Por | Edição do dia 18 de julho de 2016
Categoria: Cultura | Tags: ,,,,


José Ramón Gandára trabalhava de vigilante em uma clínica psiquiátrica em Castellón, na Espanha, quando aproveitou a calmaria da noite, turno do seu expediente, para reler um dos seus livros favoritos: “Dom Quixote”, o clássico de Miguel de Cervantes. A leitura o ajudava a suportar o ambiente tenso do trabalho e, eventualmente, o remetia a uma aventura que tinha feito em 2012, quando trilhou de bicicleta os caminhos que o cavaleiro da triste figura percorrera pela Mancha. Foi então que ocorreu-lhe a ideia: por que não refazer aquela viagem, só que agora incorporando o próprio Dom Quixote?DSC_0545

Tomou, então, a decisão que hoje diz ter mudado sua vida: pediu dispensa do trabalho – e abriu mão dos mais de 1300 euros que recebia por mês –, construiu uma armadura (o escudo foi feito com uma bandeja, o elmo, com uma tigela de cozinha, as moedas ficavam em uma bolsinha de couro…), fez de sua bicicleta um Rocinante – o famoso pangaré de Quixote – e rumou para combater dragões travestidos de moinhos de ventos e encontrar a idealizada Dulcinéia. Ainda que sem um Sancho Pança para lhe dar suporte, queria passar pelos lugares que Cervantes eternizara no livro e aproveitar para fazer uma reportagem fotográfica que representasse cenas clássicas da obra.

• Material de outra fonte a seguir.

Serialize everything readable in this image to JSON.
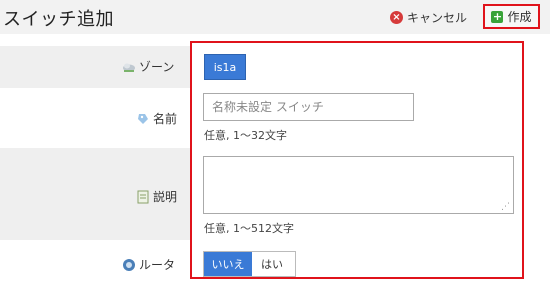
{
  "header": {
    "title": "スイッチ追加",
    "cancel_label": "キャンセル",
    "create_label": "作成"
  },
  "fields": {
    "zone": {
      "label": "ゾーン",
      "value": "is1a"
    },
    "name": {
      "label": "名前",
      "placeholder": "名称未設定 スイッチ",
      "hint": "任意, 1〜32文字"
    },
    "description": {
      "label": "説明",
      "hint": "任意, 1〜512文字"
    },
    "router": {
      "label": "ルータ",
      "option_no": "いいえ",
      "option_yes": "はい",
      "selected": "いいえ"
    }
  },
  "colors": {
    "accent": "#3a7ad6",
    "highlight": "#e0131b"
  }
}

Fez a rota em duas oportunidades: em julho de 2015 e em junho de 2016, tendo percorrido cerca de 500 quilômetros e passando por aproximadamente 20 povoados, sempre bancando tudo de seu próprio bolso. “Dou a viagem por acabado quando chego à praça de El Toboso e me posto aos pés da estátua de Dulcinéia. Nesse momento fico com a consciência tranquila e posso voltar para minha casa, como fiz nesses dois anos”, relata Quixote, ou melhor, José, em entrevista ao blog.

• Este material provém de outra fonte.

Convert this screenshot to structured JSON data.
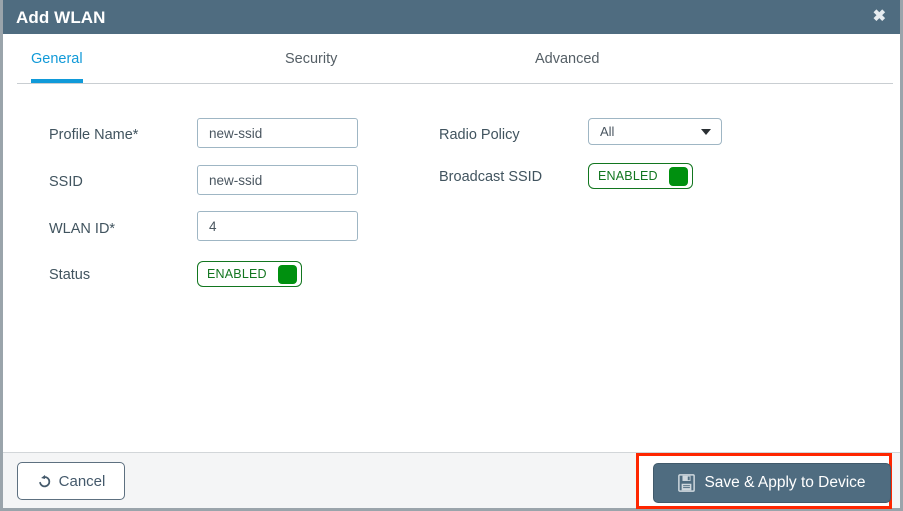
{
  "dialog": {
    "title": "Add WLAN",
    "close_icon": "close-icon"
  },
  "tabs": [
    {
      "label": "General",
      "active": true
    },
    {
      "label": "Security",
      "active": false
    },
    {
      "label": "Advanced",
      "active": false
    }
  ],
  "form": {
    "profile_name": {
      "label": "Profile Name*",
      "value": "new-ssid",
      "placeholder": ""
    },
    "ssid": {
      "label": "SSID",
      "value": "new-ssid",
      "placeholder": ""
    },
    "wlan_id": {
      "label": "WLAN ID*",
      "value": "4",
      "placeholder": ""
    },
    "status": {
      "label": "Status",
      "toggle_text": "ENABLED",
      "enabled": true
    },
    "radio_policy": {
      "label": "Radio Policy",
      "value": "All"
    },
    "broadcast_ssid": {
      "label": "Broadcast SSID",
      "toggle_text": "ENABLED",
      "enabled": true
    }
  },
  "footer": {
    "cancel_label": "Cancel",
    "cancel_icon": "undo-icon",
    "save_label": "Save & Apply to Device",
    "save_icon": "floppy-save-icon"
  },
  "colors": {
    "titlebar": "#4f6c80",
    "accent_tab": "#109ad9",
    "toggle_green": "#00900f",
    "toggle_border_green": "#12761f",
    "primary_button": "#4f6c80",
    "highlight_red": "#fe2600",
    "footer_bg": "#f4f5f6",
    "label_text": "#41545f"
  }
}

“Sou um apaixonado pelo Quixote. Quando chegava em algum lugar que aparecia no romance, parava e lia o trecho exato na sombra de alguma árvore ou algum moinho e aproveitava para fotografar a cena tal qual a imaginava. Isso me aproximou mais do personagem. Eu tinha um grande apreço por ele e, ao final, isso virou um grande carinho, já que nunca nada lhe saia bem, era sempre um incompreendido, que acabava atacado, mas não tinha nenhum tipo de maldade em suas ações”, diz José sobre sua relação com o cavaleiro.DSC_0425

Para ele, o que tornou a vivência completa foi justamente incorporar o personagem. “Tinha que viver as experiências, tinha que me vestir como Dom Quixote, passar calor, suar, suportar a armadura, o cansaço…”. Dessa forma, em alguns momentos, sentiu-se mesmo como um nobre errante de outros tempos. “Pedalando pelos campos infinitos da Mancha, passeando por ruas estreitas e antigas dos povoados, escutando o tilintar da armadura e lutando para que a minha espada não se cravasse em minhas próprias costelas, em algum momento acreditei que era um cavaleiro andante daquela época, em busca de aventuras e dono de um mundo sem dinheiro”.

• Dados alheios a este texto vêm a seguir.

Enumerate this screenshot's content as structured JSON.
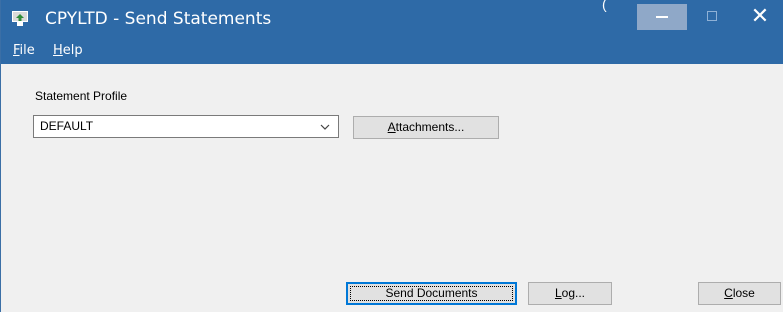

Aos 32 anos, José acredita que o mais importante que aprendeu com a aventura, parcialmente registrada no blog “Tras los pasos del Quijote”, é que na vida as pessoas precisam mesmo fazer aquilo que gostam, que não é possível passar toda a existência “em um trabalho que odiamos só porque ganhamos muito dinheiro”, diz ele, que hoje estuda fotografia, uma antiga paixão.